Crystal Lang Fibers Profiling

Alexandet Kutsan June 01, 2025 [Technical] #crystal #concurrency #profiling

Crystal's fiber-based concurrency model enables elegant single-threaded development, but performance bottlenecks can be difficult to debug—especially when a misbehaving fiber monopolizes CPU time and freezes the entire application.

Crystal’s runtime tracing can help identify which fibers consume the most resources. However, the traditional approach requires enabling tracing at startup, which is impractical for long-running services since it generates gigabytes of logs.

Fortunately, Crystal’s monkey-patching capabilities allow us to dynamically enable scheduler tracing using Unix signals, offering a lightweight and practical way to diagnose fiber-related performance issues in production applications.

Liryc intro

Crystal is a relatively young language. It isn’t backed by a tech giant like Go is with Google. It's not a low-level systems language, and developers aren’t typically optimizing for microseconds. Crystal mostly competes in the same space as Go, Node.js, Python, and even Java—for server-side applications.

Of course, you can build desktop apps, CLI tools, and daemons with Crystal. But when you start using it, it’s clear it was built with HTTP services in mind.

Concurrency in Crystal

Crystal is still under active development and doesn’t yet offer official multithreading support. Instead, it provides Fibers—a concept similar to Go's goroutines.

There’s a preview of multithreading support, but it’s experimental and should be used with caution.

For small HTTP services or apps that do many I/O-bound operations, multithreading is often unnecessary. The lack of it doesn’t significantly impact performance—unless you're building high-load services with strict response time requirements.

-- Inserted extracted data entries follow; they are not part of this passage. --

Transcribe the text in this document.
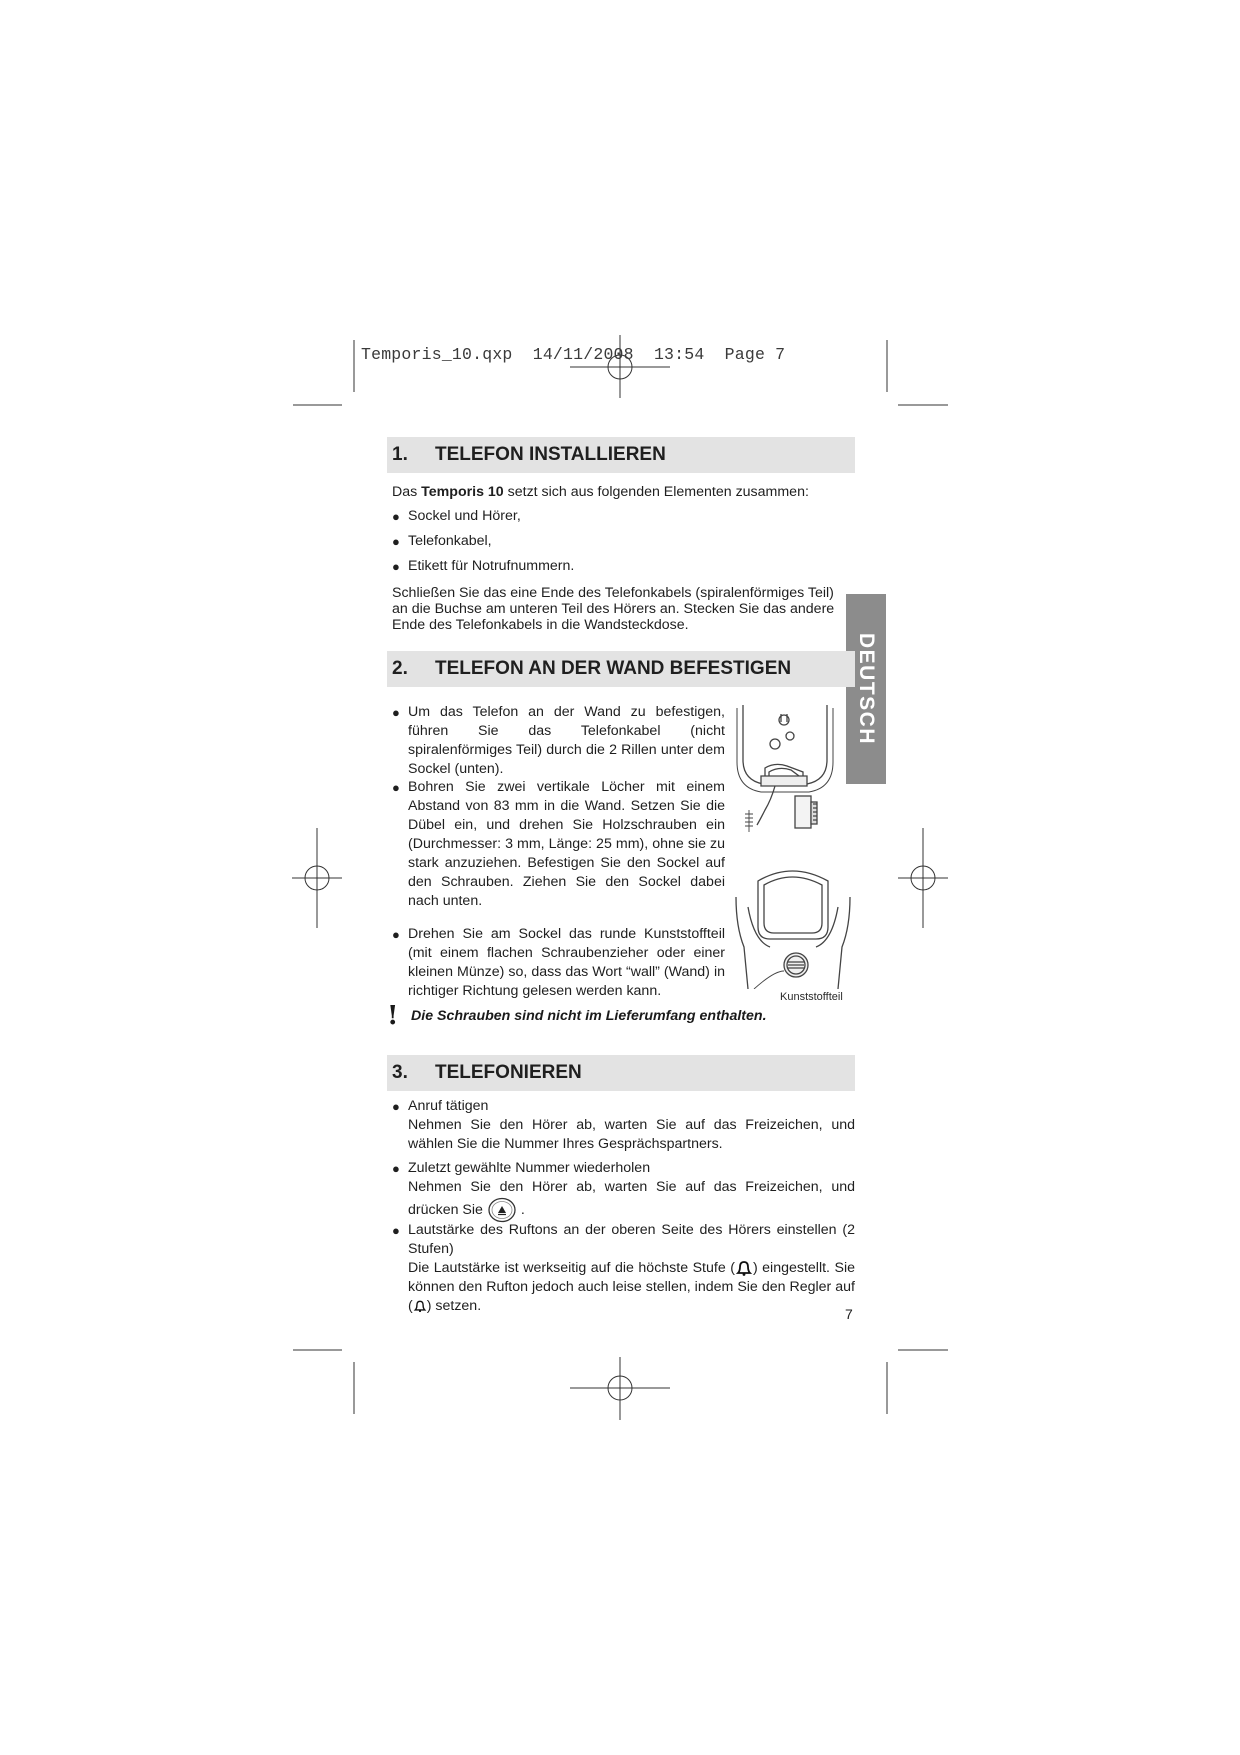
Temporis_10.qxp  14/11/2008  13:54  Page 7
DEUTSCH
1.	TELEFON INSTALLIEREN
Das Temporis 10 setzt sich aus folgenden Elementen zusammen:
● Sockel und Hörer,
● Telefonkabel,
● Etikett für Notrufnummern.
Schließen Sie das eine Ende des Telefonkabels (spiralenförmiges Teil)
an die Buchse am unteren Teil des Hörers an. Stecken Sie das andere
Ende des Telefonkabels in die Wandsteckdose.
2.	TELEFON AN DER WAND BEFESTIGEN
● Um das Telefon an der Wand zu befestigen, führen Sie das Telefonkabel (nicht spiralenförmiges Teil) durch die 2 Rillen unter dem Sockel (unten).
● Bohren Sie zwei vertikale Löcher mit einem Abstand von 83 mm in die Wand. Setzen Sie die Dübel ein, und drehen Sie Holzschrauben ein (Durchmesser: 3 mm, Länge: 25 mm), ohne sie zu stark anzuziehen. Befestigen Sie den Sockel auf den Schrauben. Ziehen Sie den Sockel dabei nach unten.
● Drehen Sie am Sockel das runde Kunststoffteil (mit einem flachen Schraubenzieher oder einer kleinen Münze) so, dass das Wort “wall” (Wand) in richtiger Richtung gelesen werden kann.	Kunststoffteil
! Die Schrauben sind nicht im Lieferumfang enthalten.
3.	TELEFONIEREN
● Anruf tätigen
Nehmen Sie den Hörer ab, warten Sie auf das Freizeichen, und wählen Sie die Nummer Ihres Gesprächspartners.
● Zuletzt gewählte Nummer wiederholen
Nehmen Sie den Hörer ab, warten Sie auf das Freizeichen, und
drücken Sie	.
● Lautstärke des Ruftons an der oberen Seite des Hörers einstellen (2 Stufen)
Die Lautstärke ist werkseitig auf die höchste Stufe ( ) eingestellt. Sie können den Rufton jedoch auch leise stellen, indem Sie den Regler auf ( ) setzen.	7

Crystal’s concurrency model is straightforward — and that’s something I really like about it. Everything happens in a single thread. When you create a fiber using the spawn keyword, it doesn’t start executing immediately. It waits until the scheduler gives it a turn.

Context switching happens during I/O operations, sleeps, channels interactions, or when Fiber.yield is explicitly called.

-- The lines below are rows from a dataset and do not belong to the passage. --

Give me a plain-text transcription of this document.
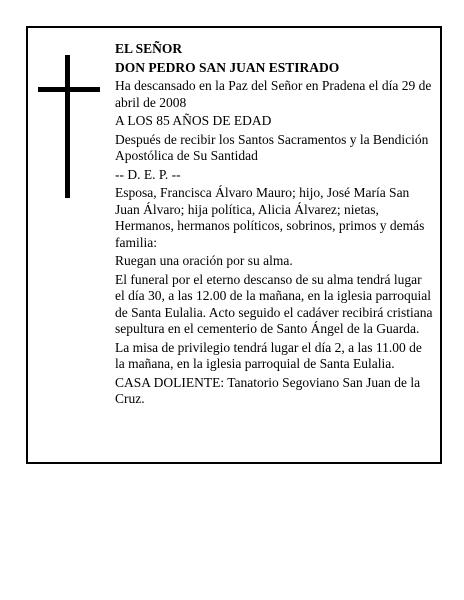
EL SEÑOR

DON PEDRO SAN JUAN ESTIRADO

Ha descansado en la Paz del Señor en Pradena el día 29 de abril de 2008

A LOS 85 AÑOS DE EDAD

Después de recibir los Santos Sacramentos y la Bendición Apostólica de Su Santidad

-- D. E. P. --

Esposa, Francisca Álvaro Mauro; hijo, José María San Juan Álvaro; hija política, Alicia Álvarez; nietas, Hermanos, hermanos políticos, sobrinos, primos y demás familia:

Ruegan una oración por su alma.

El funeral por el eterno descanso de su alma tendrá lugar el día 30, a las 12.00 de la mañana, en la iglesia parroquial de Santa Eulalia. Acto seguido el cadáver recibirá cristiana sepultura en el cementerio de Santo Ángel de la Guarda.

La misa de privilegio tendrá lugar el día 2, a las 11.00 de la mañana, en la iglesia parroquial de Santa Eulalia.

CASA DOLIENTE: Tanatorio Segoviano San Juan de la Cruz.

Because of this, you can write your code as if it's single-threaded, which greatly reduces cognitive overhead. You can be confident your data won’t be modified mid-instruction by another fiber.

If you do enable multithreading, things get complex fast. That said, recent improvements have introduced the concept of execution contexts, allowing you to spawn fibers within a shared thread context. I haven’t explored this deeply yet, but I’m very excited about it.

The Problem: Identifying Misbehaving Fibers

So, finally to the problem. When you are working in one thread, many fibers are competing for CPU time on it. Even a single fiber that is doing heavy calculations, or stuck in an infinite or just a very long loop can freeze the whole application, because other fibers will suffer from lack of execution time.

Because Fibers are not OS-level abstractions - there is no easy way to find a fiber to blame.

One more pretty recent feature in Crystal is Runtime tracing. It allows having additional prints for different events related to the garbage collector or scheduler. That is, analyzing scheduler events can give insight into what fiber takes most of the CPU time. The "resume" and "reschedule" events fit well for this.

But in the design of how tracing is proposed to be used - there is a significant obstacle. You can enable tracing by setting env variables. And tracing obviously impacts performance and produces tons of data for analysis. For long-running applications like microservices, you probably don't want to keep tracing enabled for days and deal with hundreds of gigabytes (or even more) of tracing logs. You could turn on ENV variables with gdb at runtime, but it doesn't work, because Crystal obviously is not reading them on every tracing event - reading happens once at the beginning of the program. I would love to enable tracing on a running application at a specific point in time when I observe high CPU consumption, and then disable it. And Crystal allows me to do that. One of Crystal's other cool features is the ability to monkey-patch stdlib. You can redefine any function or class from Crystal internals in your application. Crystal source code is available and pretty easy to read and understand.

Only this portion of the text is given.